Fanon was, of course, a freedom fighter, determined to liberate the African continent from colonial rule and imperialism. Yet he also emphasized that decolonization was not a simple affair, and that it faced threats of its own making—above all, the rise of new and avaricious elites, eager to take the place of the colonizer, and disinclined to share power with those who had suffered most from colonial rule, the masses.

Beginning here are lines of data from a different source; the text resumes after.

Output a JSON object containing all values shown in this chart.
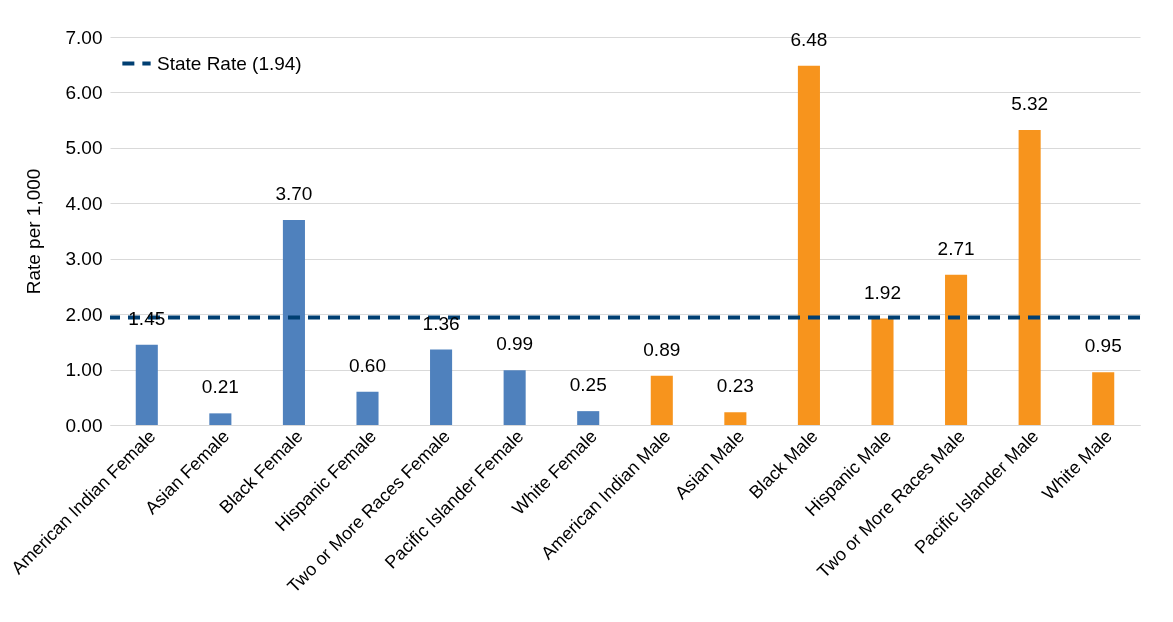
{
  "chart_data": {
    "type": "bar",
    "ylabel": "Rate per 1,000",
    "categories": [
      "American Indian Female",
      "Asian Female",
      "Black Female",
      "Hispanic Female",
      "Two or More Races Female",
      "Pacific Islander Female",
      "White Female",
      "American Indian Male",
      "Asian Male",
      "Black Male",
      "Hispanic Male",
      "Two or More Races Male",
      "Pacific Islander Male",
      "White Male"
    ],
    "values": [
      1.45,
      0.21,
      3.7,
      0.6,
      1.36,
      0.99,
      0.25,
      0.89,
      0.23,
      6.48,
      1.92,
      2.71,
      5.32,
      0.95
    ],
    "value_labels": [
      "1.45",
      "0.21",
      "3.70",
      "0.60",
      "1.36",
      "0.99",
      "0.25",
      "0.89",
      "0.23",
      "6.48",
      "1.92",
      "2.71",
      "5.32",
      "0.95"
    ],
    "colors": [
      "#4f81bd",
      "#4f81bd",
      "#4f81bd",
      "#4f81bd",
      "#4f81bd",
      "#4f81bd",
      "#4f81bd",
      "#f7941d",
      "#f7941d",
      "#f7941d",
      "#f7941d",
      "#f7941d",
      "#f7941d",
      "#f7941d"
    ],
    "ylim": [
      0,
      7
    ],
    "yticks": [
      {
        "value": 0,
        "label": "0.00"
      },
      {
        "value": 1,
        "label": "1.00"
      },
      {
        "value": 2,
        "label": "2.00"
      },
      {
        "value": 3,
        "label": "3.00"
      },
      {
        "value": 4,
        "label": "4.00"
      },
      {
        "value": 5,
        "label": "5.00"
      },
      {
        "value": 6,
        "label": "6.00"
      },
      {
        "value": 7,
        "label": "7.00"
      }
    ],
    "ref_lines": [
      {
        "axis": "y",
        "value": 1.94,
        "label": "State Rate (1.94)",
        "color": "#003f72",
        "line_style": "dashed"
      }
    ],
    "grid": "y",
    "legend": "top left"
  }
}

That sense of difficulty, of the need for vigilance and creativity in what was sure to be a long, postcolonial struggle, is another of Fanon’s gifts to the cinema—notably the Third Cinema of filmmakers like Sembène, Maldoror, and Hondo, all of whom have insisted that freedom is a never-ending project, not a prize that is won overnight.

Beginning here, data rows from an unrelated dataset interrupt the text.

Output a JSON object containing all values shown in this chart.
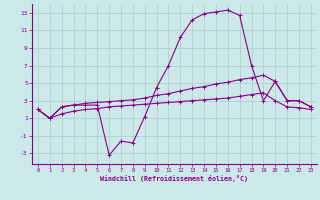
{
  "xlabel": "Windchill (Refroidissement éolien,°C)",
  "bg_color": "#cce8e8",
  "line_color": "#880088",
  "grid_color": "#aacccc",
  "spine_color": "#880088",
  "xlim": [
    -0.5,
    23.5
  ],
  "ylim": [
    -4.2,
    14.0
  ],
  "xticks": [
    0,
    1,
    2,
    3,
    4,
    5,
    6,
    7,
    8,
    9,
    10,
    11,
    12,
    13,
    14,
    15,
    16,
    17,
    18,
    19,
    20,
    21,
    22,
    23
  ],
  "yticks": [
    -3,
    -1,
    1,
    3,
    5,
    7,
    9,
    11,
    13
  ],
  "series": {
    "line1_x": [
      0,
      1,
      2,
      3,
      4,
      5,
      6,
      7,
      8,
      9,
      10,
      11,
      12,
      13,
      14,
      15,
      16,
      17,
      18,
      19,
      20,
      21,
      22,
      23
    ],
    "line1_y": [
      2.0,
      1.0,
      2.3,
      2.5,
      2.5,
      2.5,
      -3.2,
      -1.6,
      -1.8,
      1.2,
      4.5,
      7.0,
      10.2,
      12.2,
      12.9,
      13.1,
      13.3,
      12.7,
      7.0,
      3.0,
      5.2,
      3.0,
      3.0,
      2.3
    ],
    "line2_x": [
      0,
      1,
      2,
      3,
      4,
      5,
      6,
      7,
      8,
      9,
      10,
      11,
      12,
      13,
      14,
      15,
      16,
      17,
      18,
      19,
      20,
      21,
      22,
      23
    ],
    "line2_y": [
      2.0,
      1.0,
      2.3,
      2.5,
      2.7,
      2.8,
      2.9,
      3.0,
      3.1,
      3.3,
      3.6,
      3.8,
      4.1,
      4.4,
      4.6,
      4.9,
      5.1,
      5.4,
      5.6,
      5.9,
      5.2,
      3.0,
      3.0,
      2.3
    ],
    "line3_x": [
      0,
      1,
      2,
      3,
      4,
      5,
      6,
      7,
      8,
      9,
      10,
      11,
      12,
      13,
      14,
      15,
      16,
      17,
      18,
      19,
      20,
      21,
      22,
      23
    ],
    "line3_y": [
      2.0,
      1.0,
      1.5,
      1.8,
      2.0,
      2.1,
      2.3,
      2.4,
      2.5,
      2.6,
      2.7,
      2.8,
      2.9,
      3.0,
      3.1,
      3.2,
      3.3,
      3.5,
      3.7,
      3.9,
      3.0,
      2.3,
      2.2,
      2.0
    ]
  }
}
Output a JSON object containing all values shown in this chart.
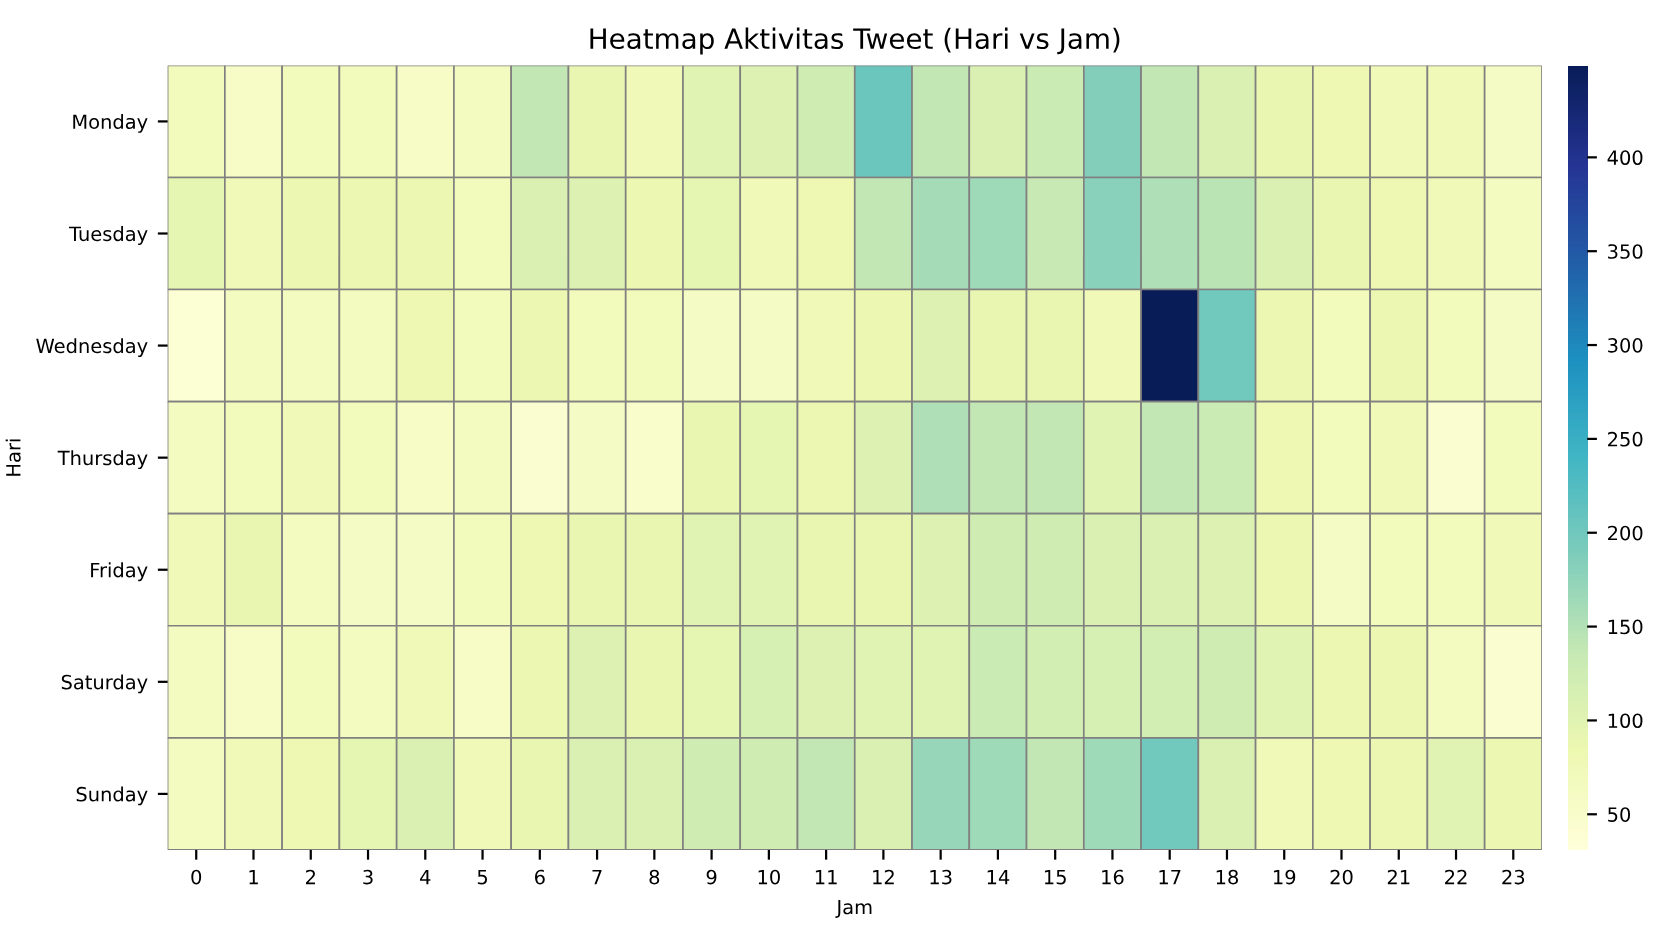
{
  "chart_data": {
    "type": "heatmap",
    "title": "Heatmap Aktivitas Tweet (Hari vs Jam)",
    "xlabel": "Jam",
    "ylabel": "Hari",
    "categories": [
      "0",
      "1",
      "2",
      "3",
      "4",
      "5",
      "6",
      "7",
      "8",
      "9",
      "10",
      "11",
      "12",
      "13",
      "14",
      "15",
      "16",
      "17",
      "18",
      "19",
      "20",
      "21",
      "22",
      "23"
    ],
    "y_categories": [
      "Monday",
      "Tuesday",
      "Wednesday",
      "Thursday",
      "Friday",
      "Saturday",
      "Sunday"
    ],
    "cells": [
      [
        70,
        55,
        70,
        70,
        55,
        65,
        140,
        90,
        75,
        100,
        105,
        125,
        205,
        140,
        110,
        130,
        185,
        140,
        110,
        90,
        80,
        75,
        75,
        60
      ],
      [
        95,
        75,
        85,
        85,
        85,
        70,
        110,
        105,
        85,
        95,
        75,
        80,
        140,
        160,
        165,
        135,
        180,
        155,
        145,
        110,
        90,
        80,
        75,
        65
      ],
      [
        40,
        65,
        65,
        65,
        80,
        70,
        85,
        70,
        70,
        60,
        60,
        75,
        85,
        105,
        90,
        90,
        75,
        449,
        200,
        85,
        70,
        85,
        70,
        60
      ],
      [
        65,
        70,
        75,
        70,
        55,
        65,
        45,
        60,
        50,
        90,
        95,
        85,
        105,
        155,
        140,
        140,
        100,
        140,
        130,
        80,
        70,
        75,
        45,
        70
      ],
      [
        75,
        90,
        65,
        60,
        60,
        70,
        80,
        90,
        90,
        100,
        100,
        90,
        90,
        105,
        125,
        125,
        110,
        110,
        105,
        85,
        60,
        70,
        70,
        75
      ],
      [
        65,
        55,
        70,
        65,
        75,
        55,
        85,
        105,
        90,
        95,
        115,
        105,
        100,
        100,
        130,
        120,
        115,
        120,
        125,
        100,
        85,
        85,
        65,
        45
      ],
      [
        65,
        75,
        80,
        95,
        110,
        75,
        90,
        110,
        110,
        125,
        125,
        140,
        110,
        170,
        165,
        140,
        165,
        200,
        110,
        75,
        80,
        85,
        100,
        85
      ]
    ],
    "clim": [
      31,
      449
    ],
    "cticks": [
      50,
      100,
      150,
      200,
      250,
      300,
      350,
      400
    ]
  }
}
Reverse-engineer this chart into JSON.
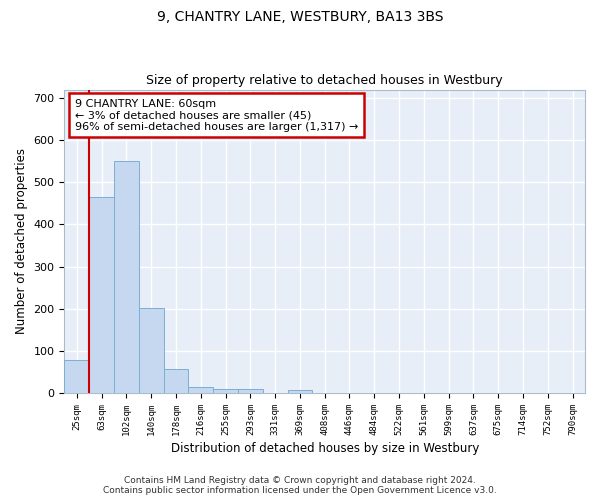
{
  "title": "9, CHANTRY LANE, WESTBURY, BA13 3BS",
  "subtitle": "Size of property relative to detached houses in Westbury",
  "xlabel": "Distribution of detached houses by size in Westbury",
  "ylabel": "Number of detached properties",
  "bar_values": [
    78,
    465,
    550,
    203,
    57,
    15,
    10,
    10,
    0,
    8,
    0,
    0,
    0,
    0,
    0,
    0,
    0,
    0,
    0,
    0
  ],
  "bar_labels": [
    "25sqm",
    "63sqm",
    "102sqm",
    "140sqm",
    "178sqm",
    "216sqm",
    "255sqm",
    "293sqm",
    "331sqm",
    "369sqm",
    "408sqm",
    "446sqm",
    "484sqm",
    "522sqm",
    "561sqm",
    "599sqm",
    "637sqm",
    "675sqm",
    "714sqm",
    "752sqm",
    "790sqm"
  ],
  "bar_color": "#c5d8f0",
  "bar_edge_color": "#7bafd4",
  "annotation_text": "9 CHANTRY LANE: 60sqm\n← 3% of detached houses are smaller (45)\n96% of semi-detached houses are larger (1,317) →",
  "annotation_box_facecolor": "#ffffff",
  "annotation_box_edgecolor": "#cc0000",
  "redline_x": 0.5,
  "ylim": [
    0,
    720
  ],
  "yticks": [
    0,
    100,
    200,
    300,
    400,
    500,
    600,
    700
  ],
  "plot_bg_color": "#e8eef8",
  "grid_color": "#ffffff",
  "footer": "Contains HM Land Registry data © Crown copyright and database right 2024.\nContains public sector information licensed under the Open Government Licence v3.0."
}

The Rebel’s Cinema—Frantz Fanon on Screen, a series I conceived in collaboration with Film Comment, is designed to evoke the “specters of Fanon” in the cinema produced since his death in 1961. It focuses on the enduring presence of a Fanonian imaginary, rather than drawing attention to films that are specifically about Fanon, such as Isaac Julien’s essayistic portrait Frantz Fanon: Black Skin, White Mask (1995); Göran Hugo Olsson’s documentary Concerning Violence (2014); or Abdenour Zahzah’s recent film, True Chronicles of the Blida Joinville Psychiatric Hospital in the Last Century, When Dr Frantz Fanon Was Head of the Fifth Ward between 1953 and 1956.

Fanon was, to be sure, a character worthy of a major biopic. His first American biographer, Peter Geismar, tried to sell a screenplay about him—co-written with the Cold War Washington Post columnist Joseph Alsop—to a Hollywood studio. Melville Tucker, a producer at Universal Studios, responded that he and his colleagues wanted to know more about Fanon, including whether he displayed any personal tendencies towards violence, and whether he liked to dance. Geismar died prematurely of cancer, and the film never got off the ground. But his influence in cinema is, we believe, better measured by the films where his thinking is present and yet never explicitly mentioned.

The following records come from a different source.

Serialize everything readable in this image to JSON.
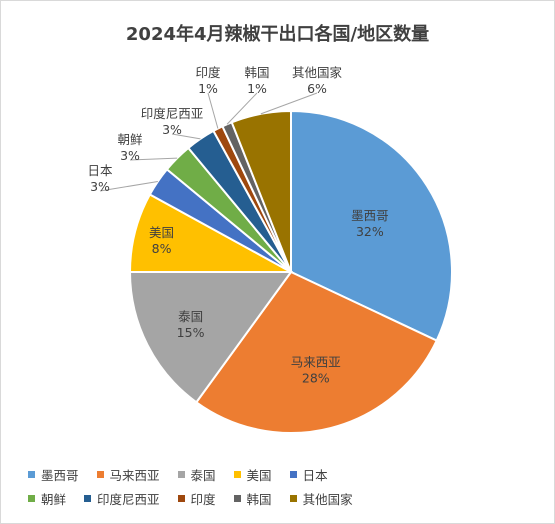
{
  "chart_data": {
    "type": "pie",
    "title": "2024年4月辣椒干出口各国/地区数量",
    "categories": [
      "墨西哥",
      "马来西亚",
      "泰国",
      "美国",
      "日本",
      "朝鲜",
      "印度尼西亚",
      "印度",
      "韩国",
      "其他国家"
    ],
    "values": [
      32,
      28,
      15,
      8,
      3,
      3,
      3,
      1,
      1,
      6
    ],
    "value_labels": [
      "32%",
      "28%",
      "15%",
      "8%",
      "3%",
      "3%",
      "3%",
      "1%",
      "1%",
      "6%"
    ],
    "colors": [
      "#5b9bd5",
      "#ed7d31",
      "#a5a5a5",
      "#ffc000",
      "#4472c4",
      "#70ad47",
      "#255e91",
      "#9e480e",
      "#636363",
      "#997300"
    ],
    "legend_position": "bottom",
    "legend_rows": [
      [
        "墨西哥",
        "马来西亚",
        "泰国",
        "美国",
        "日本"
      ],
      [
        "朝鲜",
        "印度尼西亚",
        "印度",
        "韩国",
        "其他国家"
      ]
    ]
  }
}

This is why we decided to open the series with a screening of Michelangelo Antonioni’s 1975 drama The Passenger, in which Jack Nicholson plays an American war reporter who assumes the identity of an arms trader working with rebels in Chad. Antonioni’s preoccupations with identity and alienation could scarcely be more different from Fanon’s understanding of anti-colonial disalienation, and yet there is an encounter here between Nicholson’s character and an African rebel leader that Fanon might have savored. The direction of Nicholson’s camera is turned, and suddenly it is an African man who is interviewing, and indeed interrogating, the man from the West who has been sent to interview him. An entire dynamic of representation, of power and authority, is called into question in this gesture—one that is both deeply cinematic and distinctively Fanonian.


Adam Shatz is the author of The Rebel’s Clinic: The Revolutionary Lives of Frantz Fanon (Farrar, Straus & Giroux), and the U.S. editor of The London Review of Books.